How to tell whether rough sex is the culprit or something more serious is going on.


Finally, we’re bringing you very public answers to some of your most private questions. When sexual and vaginal health concerns arise, OB/GYN and nationally known women’s health expert Dr. Jessica Shepherd wants to ensure you have the answers you need to feel at ease. As the founder of Her Viewpoint, an online women’s health forum, she uses this outlet to focus on addressing taboo topics in a comfortable setting. Prepare to take notes!

Q: What causes vaginal discomfort during sex?

A: Usually when women complain of pain during sex there are ways that we try and figure out exactly what the cause is. We always try to differentiate if it’s with penetration or if it’s with the thrusting motion in actual intercourse that causes the pain in sex. Sometimes positions can make that difference, and so if someone experiences pain in one position but not the other, that may just have to do with the way that their pelvis is oriented during that particular position.

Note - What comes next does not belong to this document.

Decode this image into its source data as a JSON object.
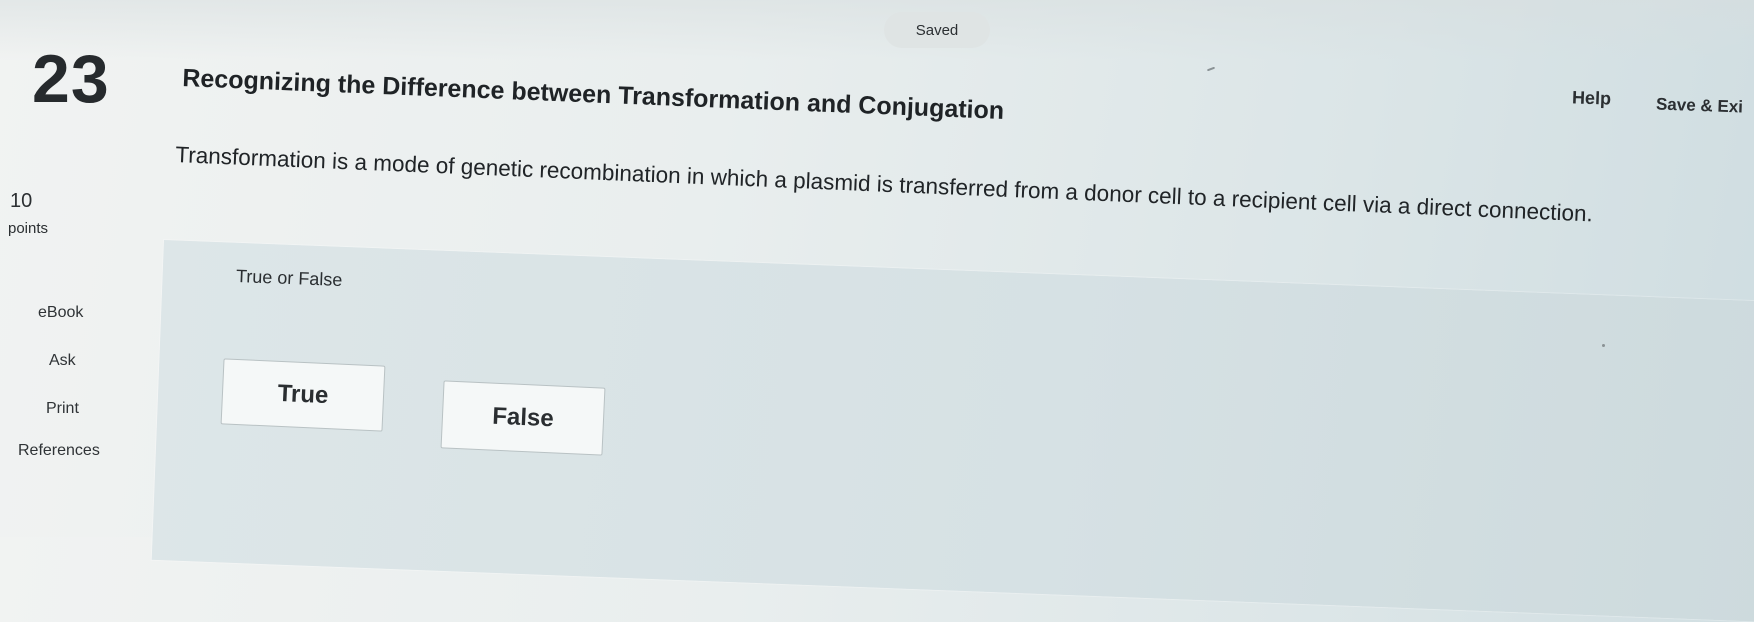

There is a difference between painful sex because it’s rough sex or pain because it’s painful and something is wrong. Something to be mindful of is how often that pain is experienced and the frequency of the pain. If you find that it’s every time you have sex or even changing positions doesn’t really change the pain that you’re experiencing during sex, then more likely then that might be the reason that’s happening.

A good indicator is the pain is because of what we call vaginismus, which is like spasms of the vagina. If someone usually had a history of sexual trauma in the past, then that might allude to more of a pain during sex.

If someone has endometriosis, which is a pelvic pain disorder, that can elicit painful sex that needs to be evaluated. Also, fibroids, they can push on the pelvis and cause pain during sex. If someone has a sexually transmitted disease and their cervix is inflamed that could cause some of the pain during sex. 

In any of these cases, you’d definitely want to talk to your gynecologist to make sure that you’re tested and treated for any STIs or any other issues you are experiencing.